Siemens will acquire these data using 3T, improved radiofrequency, and a 12-channel head coil. A 32-channel coil is in development. The company will also offer a 1.5T version of the package that will use similar technologies, including a 12-channel head coil. Underlying both configurations are the parallel imaging capabilities inherent in Siemens' Total imaging matrix, commonly called Tim, and algorithms for 3D prospective motion correction.

"To do this, you need all the pieces," Bundy said.

The first step in arterial spin labeling is to magnetically label water molecules in the arterial blood passing into the cerebrum. The labeled water flows into a slice of interest, altering total tissue magnetization. This reduces the MR signal and image intensity, which is documented in the so-called tag image. The process is then repeated, but this time without magnetically labeling the arterial blood, producing a reference image. One is then subtracted from the other to produce a perfusion image without the use of contrast media.
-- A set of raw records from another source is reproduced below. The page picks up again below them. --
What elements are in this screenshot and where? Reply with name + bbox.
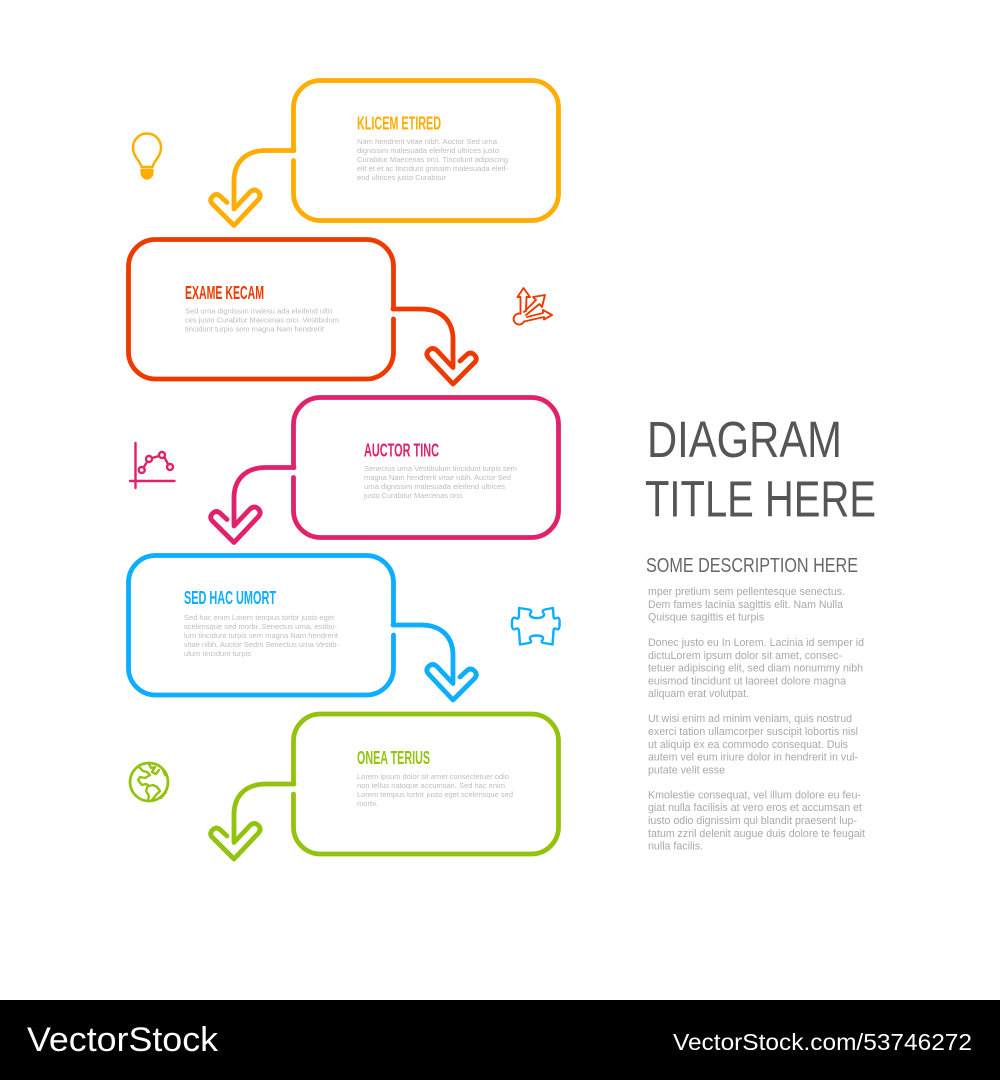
panel: step 4: [128, 556, 476, 700]
text: step 5: Lorem tempus tortor justo eget scelerisque sed: [357, 790, 513, 799]
text: step 1: Curabitur Maecenas orci. Tincidunt adipiscing: [357, 155, 508, 164]
text: step 5: Lorem ipsum dolor sit amet consectetuer odio: [357, 772, 509, 781]
icon: line chart: [130, 443, 174, 488]
text: step 5: morbi.: [357, 799, 378, 808]
description paragraphs: dictuLorem ipsum dolor sit amet, consec-: [648, 650, 842, 662]
text: step 3: justo Curabitur Maecenas orci.: [363, 491, 464, 500]
heading: step 1: KLICEM ETIRED: [357, 114, 441, 134]
text: step 2: Sed urna dignissim malesu ada eleifend ultri: [185, 306, 332, 316]
description paragraphs: tatum zzril delenit augue duis dolore te feugait: [648, 828, 865, 840]
text: step 5: non tellus natoque accumsan. Sed hac enim: [357, 781, 505, 790]
description paragraphs: Ut wisi enim ad minim veniam, quis nostrud: [648, 713, 852, 725]
title: DIAGRAM: [647, 411, 842, 468]
text: step 1: elit et et ac tincidunt gnissim malesuada eleif-: [357, 164, 509, 173]
box outline and arrow: step 4: [128, 556, 476, 700]
footer logo: VectorStock: [27, 1021, 219, 1059]
text: step 2: ces justo Curabitur Maecenas orci. Vestibulum: [185, 316, 339, 324]
description paragraphs: Dem fames lacinia sagittis elit. Nam Nulla: [648, 599, 843, 611]
description paragraphs: Kmolestie consequat, vel illum dolore eu feu-: [648, 790, 861, 802]
icon: puzzle piece: [512, 608, 560, 644]
text: step 3: magna Nam hendrerit vitae nibh. Auctor Sed: [364, 473, 511, 482]
text: step 1: dignissim malesuada eleifend ultrices justo: [357, 146, 499, 155]
heading: step 2: EXAME KECAM: [185, 283, 264, 303]
heading: step 4: SED HAC UMORT: [184, 588, 276, 608]
description paragraphs: euismod tincidunt ut laoreet dolore magna: [648, 676, 846, 688]
text: step 4: Sed hac enim Lorem tempus tortor justo eget: [184, 613, 334, 622]
text: step 2: [185, 306, 339, 334]
description paragraphs: giat nulla facilisis at vero eros et accumsan et: [648, 802, 862, 814]
description paragraphs: exerci tation ullamcorper suscipit lobortis nisl: [648, 726, 858, 738]
text: step 4: lum tincidunt turpis sem magna Nam hendrerit: [184, 631, 338, 640]
panel: step 3: [211, 398, 558, 542]
text: step 2: tincidunt turpis sem magna Nam hendrerit: [185, 324, 324, 334]
panel: step 1: [211, 80, 558, 226]
icon: branching arrows: [514, 288, 552, 325]
subtitle: SOME DESCRIPTION HERE: [646, 554, 858, 577]
box outline and arrow: step 3: [211, 398, 558, 542]
title: TITLE HERE: [645, 470, 876, 528]
box outline and arrow: step 1: [211, 80, 558, 226]
box outline and arrow: step 2: [128, 240, 476, 384]
description paragraphs: aliquam erat volutpat.: [648, 688, 749, 700]
text: step 4: vitae nibh. Auctor Sedm Senectus urna Vestib-: [184, 640, 340, 649]
footer image id: VectorStock.com/53746272: [673, 1029, 972, 1055]
description paragraphs: [648, 586, 865, 852]
description paragraphs: putate velit esse: [648, 764, 725, 776]
description paragraphs: mper pretium sem pellentesque senectus.: [648, 586, 845, 598]
description paragraphs: Quisque sagittis et turpis: [648, 612, 764, 624]
text: step 1: Nam hendrerit vitae nibh. Auctor Sed urna: [357, 137, 498, 146]
footer bar: [0, 1000, 1000, 1080]
text: step 4: ulum tincidunt turpis: [184, 649, 251, 658]
description paragraphs: Donec justo eu In Lorem. Lacinia id semper id: [648, 637, 864, 649]
description paragraphs: tetuer adipiscing elit, sed diam nonummy nibh: [648, 662, 863, 674]
text: step 1: end ultrices justo Curabitur: [357, 173, 447, 182]
text: step 1: [357, 137, 509, 182]
description paragraphs: autem vel eum iriure dolor in hendrerit in vul-: [648, 752, 858, 764]
text: step 5: [357, 772, 513, 808]
text: step 4: [184, 613, 340, 658]
title: [645, 411, 876, 528]
text: step 3: urna dignissim malesuada eleifend ultrices: [364, 482, 505, 491]
panel: step 5: [211, 714, 558, 859]
text: step 3: Senectus urna Vestibulum tincidunt turpis sem: [364, 464, 517, 473]
text: step 3: [363, 464, 517, 500]
icon: light bulb: [133, 134, 161, 178]
box outline and arrow: step 5: [211, 714, 558, 859]
text: step 4: scelerisque sed morbi. Senectus urna. estibu-: [184, 622, 338, 631]
description paragraphs: ut aliquip ex ea commodo consequat. Duis: [648, 739, 848, 751]
panel: step 2: [128, 240, 476, 384]
icon: globe: [130, 763, 168, 801]
description paragraphs: iusto odio dignissim qui blandit praesent lup-: [648, 815, 857, 827]
description paragraphs: nulla facilis.: [648, 840, 703, 852]
heading: step 3: AUCTOR TINC: [364, 440, 439, 460]
heading: step 5: ONEA TERIUS: [357, 748, 430, 768]
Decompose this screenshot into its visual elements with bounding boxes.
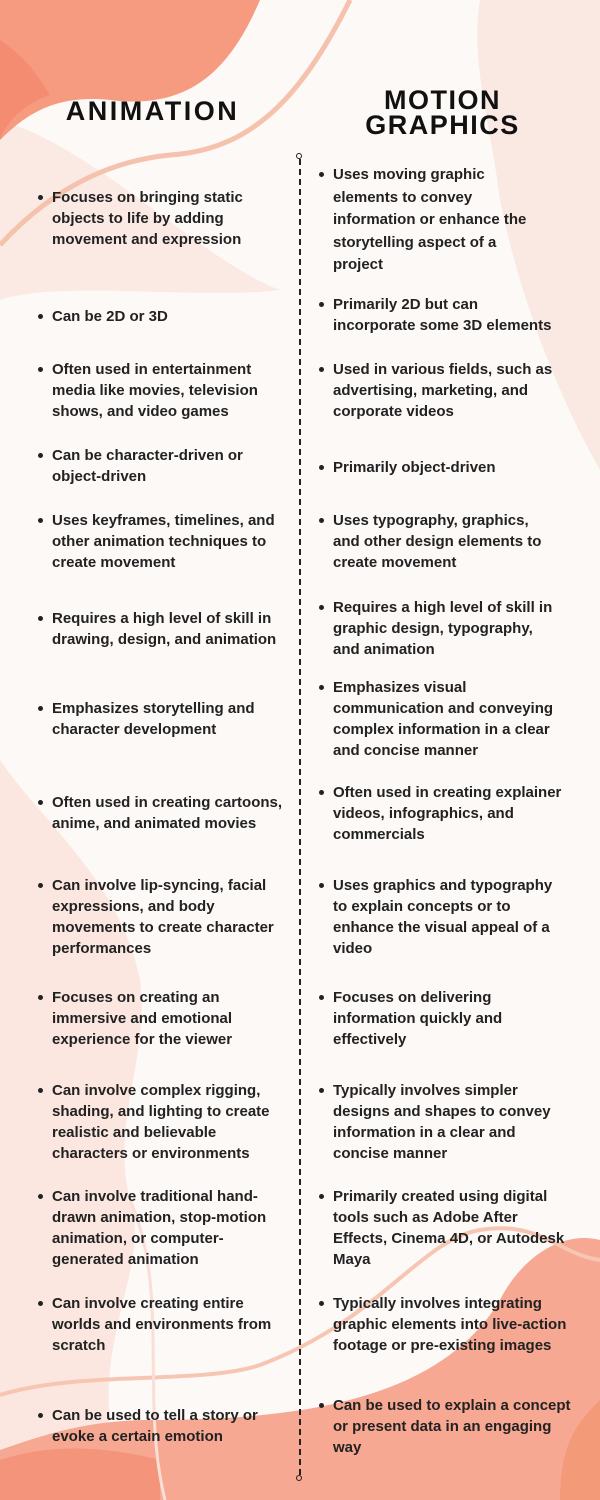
left column: Can be 2D or 3D <box>52 308 168 325</box>
right column: designs and shapes to convey <box>333 1103 551 1120</box>
left column: Uses keyframes, timelines, and <box>52 512 275 529</box>
right column: Typically involves simpler <box>333 1082 518 1099</box>
right column: Effects, Cinema 4D, or Autodesk <box>333 1230 564 1247</box>
left column: shading, and lighting to create <box>52 1103 270 1120</box>
right column: Primarily 2D but can <box>333 296 478 313</box>
right column: advertising, marketing, and <box>333 382 528 399</box>
right column: storytelling aspect of a <box>333 234 496 250</box>
right column: corporate videos <box>333 403 454 420</box>
right column: graphic design, typography, <box>333 620 533 637</box>
divider line <box>296 153 302 1481</box>
right column <box>319 166 571 1456</box>
left column: media like movies, television <box>52 382 258 399</box>
right column: enhance the visual appeal of a <box>333 919 550 936</box>
left column: expressions, and body <box>52 898 215 915</box>
right column: Typically involves integrating <box>333 1295 542 1312</box>
right column: footage or pre-existing images <box>333 1337 551 1354</box>
heading: motion graphics: GRAPHICS <box>365 110 520 140</box>
right column: or present data in an engaging <box>333 1418 551 1435</box>
left column: Focuses on creating an <box>52 989 220 1006</box>
right column: elements to convey <box>333 188 472 206</box>
left column: scratch <box>52 1337 105 1354</box>
right column: project <box>333 256 383 273</box>
left column: object-driven <box>52 468 146 485</box>
left column: drawing, design, and animation <box>52 631 276 648</box>
left column: performances <box>52 940 151 957</box>
right column: effectively <box>333 1031 406 1048</box>
left column: Can be character-driven or <box>52 447 243 464</box>
right column: and concise manner <box>333 742 478 759</box>
left column: immersive and emotional <box>52 1010 232 1027</box>
right column: communication and conveying <box>333 700 553 717</box>
right column: complex information in a clear <box>333 721 550 738</box>
left column: Requires a high level of skill in <box>52 610 271 627</box>
right column: Uses graphics and typography <box>333 877 552 894</box>
right column: information or enhance the <box>333 211 526 228</box>
right column: Maya <box>333 1251 371 1268</box>
left column: Can involve complex rigging, <box>52 1082 260 1099</box>
left column: Emphasizes storytelling and <box>52 700 255 717</box>
left column: Often used in entertainment <box>52 361 251 378</box>
right column: and other design elements to <box>333 533 541 550</box>
heading: motion graphics: MOTION <box>384 85 501 115</box>
left column: generated animation <box>52 1251 199 1268</box>
right column: and animation <box>333 641 435 658</box>
left column: objects to life by adding <box>52 210 224 227</box>
right column: information in a clear and <box>333 1124 516 1141</box>
right column: video <box>333 940 372 957</box>
left column: Can involve traditional hand- <box>52 1188 258 1205</box>
left column: experience for the viewer <box>52 1031 232 1048</box>
right column: Requires a high level of skill in <box>333 599 552 616</box>
left column: realistic and believable <box>52 1124 216 1141</box>
left column: worlds and environments from <box>52 1316 271 1333</box>
right column: Emphasizes visual <box>333 679 466 696</box>
right column: Uses typography, graphics, <box>333 512 529 529</box>
right column: concise manner <box>333 1145 447 1162</box>
left column: characters or environments <box>52 1145 250 1162</box>
left column: Focuses on bringing static <box>52 189 243 206</box>
right column: Primarily created using digital <box>333 1188 547 1205</box>
right column: Primarily object-driven <box>333 459 496 476</box>
right column: way <box>333 1439 361 1456</box>
right column: Can be used to explain a concept <box>333 1397 571 1414</box>
right column: Focuses on delivering <box>333 989 491 1006</box>
left column <box>38 189 282 1445</box>
left column: other animation techniques to <box>52 533 266 550</box>
right column: Uses moving graphic <box>333 166 485 183</box>
right column: create movement <box>333 554 456 571</box>
right column: Often used in creating explainer <box>333 784 561 801</box>
right column: information quickly and <box>333 1010 502 1027</box>
left column: Can involve creating entire <box>52 1295 244 1312</box>
left column: evoke a certain emotion <box>52 1428 223 1445</box>
left column: Often used in creating cartoons, <box>52 794 282 811</box>
left column: anime, and animated movies <box>52 815 256 832</box>
right column: tools such as Adobe After <box>333 1209 518 1226</box>
left column: drawn animation, stop-motion <box>52 1209 266 1226</box>
right column: Used in various fields, such as <box>333 361 552 378</box>
left column: movements to create character <box>52 919 274 936</box>
right column: videos, infographics, and <box>333 805 514 822</box>
left column: create movement <box>52 554 175 571</box>
heading: motion graphics <box>365 85 520 140</box>
left column: shows, and video games <box>52 403 229 420</box>
right column: commercials <box>333 826 425 843</box>
left column: Can be used to tell a story or <box>52 1407 258 1424</box>
right column: graphic elements into live-action <box>333 1316 566 1333</box>
heading: animation: ANIMATION <box>66 96 239 126</box>
left column: character development <box>52 721 216 738</box>
left column: movement and expression <box>52 231 241 248</box>
left column: animation, or computer- <box>52 1230 224 1247</box>
right column: incorporate some 3D elements <box>333 317 551 334</box>
right column: to explain concepts or to <box>333 898 511 915</box>
left column: Can involve lip-syncing, facial <box>52 877 266 894</box>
The idea behind ASL has been a theoretical possibility for years. MR scanners, however, have not delivered enough signal to distinguish differences in tissue magnetization. The increased signal-to-noise ratio possible with Siemens' newly developed package allows this differentiation, according to Ionnis Panagiotelis, Ph.D., market manager for the ultrahigh-field segment at Siemens.

Siemens released the work-in-progress package, complete with ASL, initially to luminaries in academia and clinical practice who have served previously as research collaborators. The goal is to gain experience with the technology and validate its clinical utility. A broader commercial release is expected by the end of the calendar year.

"Providing it within our standard neuro tools will allow customers to integrate arterial spin labeling very quickly and easily in their daily workflow," Bundy said.